In January of last year, the Michigan Supreme Court blocked an appeal from Moroun. Michigan House Republicans announced in June a budget plan that prohibits the Michigan Department of Transportation from using taxpayer money for the construction of the Gordie Howe International Bridge, regardless of Canada’s claim to reimburse the state for all relevant expenses. In July, demolition and site-clearing work commenced in a stretch of Detroit. In late November, construction on the project was reported to be continuing apace.
At the beginning of the year, the project reportedly received $15 million in U.S. federal funding. The funding was received through a $1.4 trillion spending bill signed by President Donald J. Trump.
The money received is expected to cover inspection and vehicle-screening systems for the port on the U.S. side of the bridge connecting to Canada.
However, last month, CBC News reported that some subcontractors had ceased work on the project from feeling uncomfortable being on the construction site during COVID-19.

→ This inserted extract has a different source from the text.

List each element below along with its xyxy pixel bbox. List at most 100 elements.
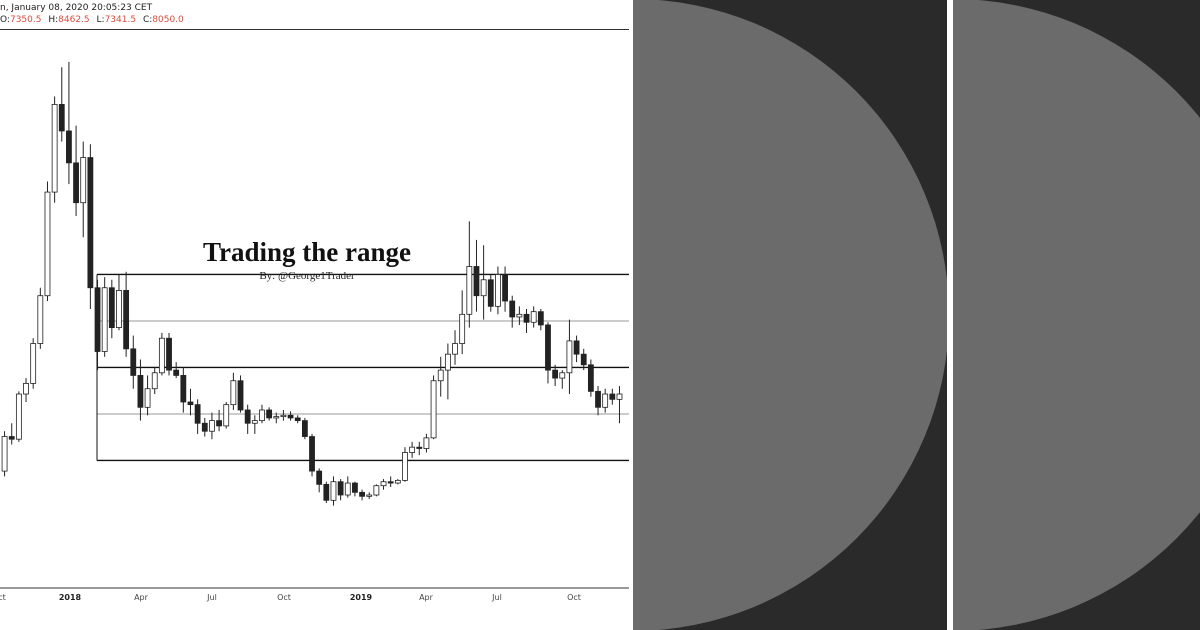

The assurance comes in spite of both COVID-19- and court-related delays, the latter of which saw its most recent update as a Michigan appeals court again ruled against a challenge to the bridge.
"We've had to shift some work around, maybe some work we were expecting to do in two months’ time we're going to do now, so we don't lose time," said WDBA spokesperson Mark Butler at the time. "If you're looking at overall delays for the project, it's far too early to talk about that. We don't know the full impact of what the pandemic [will] bring."
Despite the initial disruption, project officials assured the public last month that the project is still on track for the 2024 completion, citing the long deadline.
“It’s been almost three months dealing with COVID-19 and we are working to understand the impacts and how can we mitigate those impacts,” said Bryce Phillips, CEO Windsor-Detroit Bridge Authority. “The reason why we are still showing the end of 2024 is because that is still four years away and there is still a lot of opportunity over the next four years to mitigate against what’s happened with COVID-19.”
A few days after that initial assurance, the Michigan appeals court again ruled in favor of the state against the Moroun family, who argued that the agreement with Canada is illegal because lawmakers had barred the state from spending tax dollars on the project.
“Canada assumed financial responsibility for the project, and any money spent by Michigan is reimbursed by Canada,” the court said. “While some Michigan funds might be used momentarily, no Michigan funds are ultimately expended under the crossing agreement.”
Apart from the ruling, the WDBA held an online community meeting assuring that the project remains on schedule and that 70% of the work will occur between 2021 and 2023.
Cranes are now visible on the site, though, signaling that work is now heavily underway. In Windsor, site preparation has reportedly been completed with an access road, as well as underground cables and drains.
Construction of the foundations are currently underway; each one will consist of 18 26-meter drill shafts. The 37.5 meter-wide, six-lane bridge is anticipated to last 125 years and the entry points are aiming toward LEED Silver ratings with special attention to how the lighting will impact migratory birds.